MIXED GLIOMAS. These heterogeneous tumors contain elements of astrocytomas and ependymomas and/or oligodendrogliomas. These are rare tumors that usually occur in middle-aged adults, grow slowly, and do not usually spread beyond the part of the brain where they originate. Mixed gliomas behave like tumors composed of the highest-grade cells they contain.

Non-glial brain tumors

The most common brain tumors that do not develop from glial cells are medulloblastomas, meningiomas, and Schwannomas.

MEDULLOBLASTOMAS. Scientists once thought medulloblastomas (MDLs) developed from glial cells. These fast-growing, malignant tumors are now believed to originate in developing cells not normally present in the body after birth. They are sometimes called primitive neurodectal tumors (PNET).

MDL tumors are most common in children and are more common in boys than in girls. Only 30% of MDL tumors occur in adults. MDL tumors usually originate in the cerebellum (the part of the brain that controls coordination and some muscle activity), and are often carried to other parts of the brain by cerebrospinal fluid. MDL tumors rarely metastasize beyond the brain and spinal cord.

MENINGIOMAS. Meningiomas, which represent more than 20% of all primary brain tumors, originate in the membranes that enclose the brain and spinal cord (meninges). These tumors are usually benign and most often occur in women aged 30-50 years old. Meningiomas grow so slowly that the brain can sometimes become accustomed to their presence. Meningiomas compress, rather than invade, brain tissue and may grow to be quite large before any symptoms appear.

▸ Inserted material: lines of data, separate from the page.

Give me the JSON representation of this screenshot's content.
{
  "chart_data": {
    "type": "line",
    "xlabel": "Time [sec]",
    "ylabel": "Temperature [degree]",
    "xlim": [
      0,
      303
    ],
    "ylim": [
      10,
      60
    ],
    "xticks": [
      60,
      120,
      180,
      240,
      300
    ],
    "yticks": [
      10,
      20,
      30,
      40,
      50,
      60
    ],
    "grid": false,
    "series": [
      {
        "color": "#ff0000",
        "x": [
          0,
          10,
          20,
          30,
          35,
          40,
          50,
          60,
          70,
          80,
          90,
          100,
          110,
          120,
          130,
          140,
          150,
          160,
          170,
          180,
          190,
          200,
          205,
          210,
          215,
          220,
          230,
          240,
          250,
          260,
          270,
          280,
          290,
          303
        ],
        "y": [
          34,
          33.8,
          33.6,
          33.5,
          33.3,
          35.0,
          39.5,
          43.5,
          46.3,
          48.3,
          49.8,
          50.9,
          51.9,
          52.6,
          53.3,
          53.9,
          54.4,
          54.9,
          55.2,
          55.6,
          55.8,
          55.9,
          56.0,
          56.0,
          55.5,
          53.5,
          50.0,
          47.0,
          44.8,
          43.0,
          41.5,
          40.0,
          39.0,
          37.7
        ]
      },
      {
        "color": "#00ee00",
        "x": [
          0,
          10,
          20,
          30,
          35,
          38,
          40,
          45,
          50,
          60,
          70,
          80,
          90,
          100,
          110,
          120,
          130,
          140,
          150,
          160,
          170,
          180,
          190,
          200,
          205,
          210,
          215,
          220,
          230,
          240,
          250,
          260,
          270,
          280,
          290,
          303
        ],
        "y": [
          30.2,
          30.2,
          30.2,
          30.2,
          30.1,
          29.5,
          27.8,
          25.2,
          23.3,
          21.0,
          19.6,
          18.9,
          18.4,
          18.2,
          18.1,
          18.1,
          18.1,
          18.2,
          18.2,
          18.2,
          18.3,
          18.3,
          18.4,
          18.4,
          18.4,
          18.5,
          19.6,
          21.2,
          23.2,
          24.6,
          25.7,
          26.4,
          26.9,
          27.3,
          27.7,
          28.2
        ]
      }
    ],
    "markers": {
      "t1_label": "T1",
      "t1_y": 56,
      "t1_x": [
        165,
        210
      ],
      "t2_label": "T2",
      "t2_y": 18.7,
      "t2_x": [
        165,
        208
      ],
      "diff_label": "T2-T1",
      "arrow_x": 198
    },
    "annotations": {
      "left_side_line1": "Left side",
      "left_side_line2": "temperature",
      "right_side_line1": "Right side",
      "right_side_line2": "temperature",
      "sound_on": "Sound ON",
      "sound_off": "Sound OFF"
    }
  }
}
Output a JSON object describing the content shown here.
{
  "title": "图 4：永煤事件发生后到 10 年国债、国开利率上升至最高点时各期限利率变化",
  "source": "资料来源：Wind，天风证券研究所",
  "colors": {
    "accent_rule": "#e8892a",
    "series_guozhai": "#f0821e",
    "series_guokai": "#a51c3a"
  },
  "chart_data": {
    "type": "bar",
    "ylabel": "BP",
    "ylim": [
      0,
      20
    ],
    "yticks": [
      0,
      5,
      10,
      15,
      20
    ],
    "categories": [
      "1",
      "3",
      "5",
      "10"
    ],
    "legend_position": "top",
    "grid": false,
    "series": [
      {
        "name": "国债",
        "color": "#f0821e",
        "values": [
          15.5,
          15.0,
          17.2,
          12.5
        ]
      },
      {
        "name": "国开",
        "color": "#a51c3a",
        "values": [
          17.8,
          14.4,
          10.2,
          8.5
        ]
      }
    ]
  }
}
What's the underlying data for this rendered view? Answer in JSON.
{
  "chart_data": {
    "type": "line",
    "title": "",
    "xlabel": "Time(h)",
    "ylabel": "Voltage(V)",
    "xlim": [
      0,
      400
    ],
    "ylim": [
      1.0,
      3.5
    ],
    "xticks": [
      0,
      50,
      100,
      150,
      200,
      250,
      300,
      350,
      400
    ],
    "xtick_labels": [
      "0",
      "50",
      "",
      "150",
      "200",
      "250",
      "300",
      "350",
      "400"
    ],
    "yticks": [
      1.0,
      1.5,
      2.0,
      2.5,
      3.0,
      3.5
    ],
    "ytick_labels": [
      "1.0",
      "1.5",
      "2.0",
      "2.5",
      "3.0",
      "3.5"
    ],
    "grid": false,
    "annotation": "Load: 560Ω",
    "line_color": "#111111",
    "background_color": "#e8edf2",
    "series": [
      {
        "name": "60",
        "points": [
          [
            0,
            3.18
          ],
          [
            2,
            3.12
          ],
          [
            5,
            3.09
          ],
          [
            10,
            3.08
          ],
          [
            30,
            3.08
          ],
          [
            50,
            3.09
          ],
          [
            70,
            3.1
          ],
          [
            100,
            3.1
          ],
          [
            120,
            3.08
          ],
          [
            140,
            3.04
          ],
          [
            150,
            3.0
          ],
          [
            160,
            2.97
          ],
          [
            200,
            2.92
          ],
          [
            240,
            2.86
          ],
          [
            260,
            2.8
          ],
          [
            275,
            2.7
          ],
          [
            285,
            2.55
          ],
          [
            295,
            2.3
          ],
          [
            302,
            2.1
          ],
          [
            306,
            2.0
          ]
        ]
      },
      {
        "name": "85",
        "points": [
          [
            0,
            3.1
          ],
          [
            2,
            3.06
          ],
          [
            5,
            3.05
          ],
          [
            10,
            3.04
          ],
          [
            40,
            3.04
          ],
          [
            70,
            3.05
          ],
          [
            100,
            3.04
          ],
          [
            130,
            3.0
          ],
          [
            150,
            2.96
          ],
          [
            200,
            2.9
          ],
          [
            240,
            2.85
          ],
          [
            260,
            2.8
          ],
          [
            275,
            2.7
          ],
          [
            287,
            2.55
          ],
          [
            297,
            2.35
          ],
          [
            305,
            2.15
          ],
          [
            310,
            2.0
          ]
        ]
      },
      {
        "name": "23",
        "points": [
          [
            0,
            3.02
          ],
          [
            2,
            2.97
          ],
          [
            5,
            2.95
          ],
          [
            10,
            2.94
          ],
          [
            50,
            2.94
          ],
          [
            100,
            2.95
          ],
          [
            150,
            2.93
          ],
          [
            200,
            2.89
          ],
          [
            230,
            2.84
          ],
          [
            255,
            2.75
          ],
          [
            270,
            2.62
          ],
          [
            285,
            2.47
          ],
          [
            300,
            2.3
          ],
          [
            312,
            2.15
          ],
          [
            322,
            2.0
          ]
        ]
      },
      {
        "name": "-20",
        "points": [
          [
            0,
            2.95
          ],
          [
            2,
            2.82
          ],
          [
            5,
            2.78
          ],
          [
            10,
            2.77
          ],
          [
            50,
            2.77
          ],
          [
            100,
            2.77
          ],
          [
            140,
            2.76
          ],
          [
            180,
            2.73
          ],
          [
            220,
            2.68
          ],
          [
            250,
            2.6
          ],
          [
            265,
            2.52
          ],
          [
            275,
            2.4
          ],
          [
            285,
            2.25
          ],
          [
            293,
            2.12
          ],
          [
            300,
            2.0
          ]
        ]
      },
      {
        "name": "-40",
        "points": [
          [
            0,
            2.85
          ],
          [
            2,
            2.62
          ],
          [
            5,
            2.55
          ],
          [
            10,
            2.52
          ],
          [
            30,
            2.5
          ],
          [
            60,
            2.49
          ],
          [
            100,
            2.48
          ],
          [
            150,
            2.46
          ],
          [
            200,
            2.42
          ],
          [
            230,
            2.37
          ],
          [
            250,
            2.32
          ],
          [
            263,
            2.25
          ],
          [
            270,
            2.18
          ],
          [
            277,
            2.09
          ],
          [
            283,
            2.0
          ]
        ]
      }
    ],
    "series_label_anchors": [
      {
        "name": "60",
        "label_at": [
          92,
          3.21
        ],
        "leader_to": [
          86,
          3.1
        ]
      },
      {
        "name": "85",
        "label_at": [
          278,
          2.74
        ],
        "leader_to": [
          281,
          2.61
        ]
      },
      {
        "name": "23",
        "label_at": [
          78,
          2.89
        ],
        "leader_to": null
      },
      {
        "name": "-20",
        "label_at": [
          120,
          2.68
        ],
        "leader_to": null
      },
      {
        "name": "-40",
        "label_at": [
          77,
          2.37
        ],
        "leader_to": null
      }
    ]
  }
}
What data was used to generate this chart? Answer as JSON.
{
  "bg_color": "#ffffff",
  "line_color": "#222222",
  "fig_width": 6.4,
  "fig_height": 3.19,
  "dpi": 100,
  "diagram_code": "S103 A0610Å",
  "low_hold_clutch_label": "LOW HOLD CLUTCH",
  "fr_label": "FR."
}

SCHWANNOMAS. Schwannomas originate in the Schwann cells. These cells produce myelin, material that protects the acoustic nerve, which controls hearing. These benign tumors are twice as common in women as in men, and are most often diagnosed in patients between the ages 30-60.

Schwannomas grow very slowly, and many people adapt to the slight hearing loss and balance problems that are the tumors' earliest symptoms. A pear-shaped Schwannoma can cause sudden or gradual loss of hearing in an ear. As the tumor progresses, it can press on the nerves that control movement and feeling in the face, and cause headaches and facial numbness or tingling. The patient may have trouble walking, swallowing, or controlling eye movements, and the sense of taste can be affected. A Schwannoma that grows large enough to press on the brainstem can be deadly.

CHILDHOOD BRAIN TUMORS. Brain tumors that occur in children are described as supratentorial (in the upper part of the brain) or infratentorial (in the lowest part of the brain). Astrocytomas and ependymomas are common supratentorial tumors. Infratentorial tumors include medulloblastomas, astrocytomas, and ependymomas.